事実上、あらゆる遠隔攻撃に対して強烈な防御能力を持つ。
◆魔剣名鑑 #33【〈無音の凱剣〉】◆
スヴェルアーク製の魔剣。隕鉄利用。序列・三十一位。
管轄する神は〈機織りと蜘蛛の女神〉。
運命の赤い糸――という言葉があるが、この剣は斬撃の運命を糸として発現する。
その糸を自在に手繰り寄せることで、対象への不可避の剣撃を発動させる。
運命を確定させるものであるためこの権能の優先度は高く、それ故に接続と同時にそれまで対象が持っていた速度や運動力は無視される――つまり『停止』する。
対象にできる重量・強度・速度・数量・形状に限りはなく、またスヴェルアーク製の魔剣に特有であるが、この権能は刀身に物体の像を映すことでも作用する。
一度接続してしまったこの糸を更に切断するには、『斬撃がある』という概念よりも上位の……『虚無がある』ということを――つまり『傷』を押し付ける権能を持つ魔剣が必要。
それ以外の万物に対して、一方的な破壊権を持つ恐るべき魔剣である。
◆魔剣名鑑 #15【〈水鏡の月刃〉】◆
制作工房不明。古物。写剣。序列・二十三位。
内刃。蒼銀の刀身。二振りで一つの片手剣。
写し元は〈竜魔の邪剣〉であり、管轄する神は〈月と狩猟の女神〉。
三日月を模した刀身は月が起こす干潮や満潮――その際の水面と空の距離のように、剣同士を近付けたり離したりする力を持つ。

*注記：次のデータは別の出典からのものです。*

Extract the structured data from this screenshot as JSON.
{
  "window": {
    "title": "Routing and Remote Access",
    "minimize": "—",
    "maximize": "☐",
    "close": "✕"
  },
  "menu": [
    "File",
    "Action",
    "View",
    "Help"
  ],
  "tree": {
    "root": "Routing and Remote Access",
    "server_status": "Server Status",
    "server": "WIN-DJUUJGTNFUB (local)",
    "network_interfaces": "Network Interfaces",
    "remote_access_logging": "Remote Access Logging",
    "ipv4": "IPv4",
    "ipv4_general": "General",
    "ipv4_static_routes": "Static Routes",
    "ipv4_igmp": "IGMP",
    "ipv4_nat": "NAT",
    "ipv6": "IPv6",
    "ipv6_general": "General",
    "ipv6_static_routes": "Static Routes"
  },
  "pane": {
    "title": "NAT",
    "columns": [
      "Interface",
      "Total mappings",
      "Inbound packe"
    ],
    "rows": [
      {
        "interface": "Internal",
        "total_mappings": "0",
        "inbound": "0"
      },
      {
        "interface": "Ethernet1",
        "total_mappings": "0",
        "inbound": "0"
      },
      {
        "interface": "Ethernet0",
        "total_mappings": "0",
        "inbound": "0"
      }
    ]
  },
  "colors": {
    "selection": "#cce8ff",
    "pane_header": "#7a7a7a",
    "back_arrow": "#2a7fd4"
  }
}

それは刀身のみならず剣の作った傷痕や、剣を握る剣士当人にも及ぶ。
そして、現在の使い手セレーネ・シェフィールドは剣の権能が傷にも及ぶことから能力を応用させ、
『刀身を傷と看做す』ことにより『剣がつける傷の大きさに刀身を分割』し、『それら同士の斥力にて弾き飛ばす』――という絶技を手にした。
その速度は単純に雷の速度を凌駕し、そして、その『分割した複数の刃にて』『刀身を常に弾き合う』という特性上、
『斥力』での防御状態……ということに限定すれば〈竜魔の邪剣〉の防御圏をも貫き、死に至らしめることが可能。
また、その際の衝撃波が作る真空――空気の傷――や高熱による物体への損壊(破壊)も含めて『第二の刃』として振るうこともできる。
破壊痕――つまり『虚無がある』ということを押し付けるという理屈からして、理論上この世で破壊できぬものはないという極限の刃である。
大元の神造魔剣を凌駕し得る、人の手による写剣――……セレーネ・シェフィールドという女が、どれほどまでの超越者かは論ずるまでもないだろう。
人が魔剣を使うのではなく、魔剣が人を使う……そう言わしめる世にあっても魔剣を使いこなす者こそ、剣鬼と言えよう。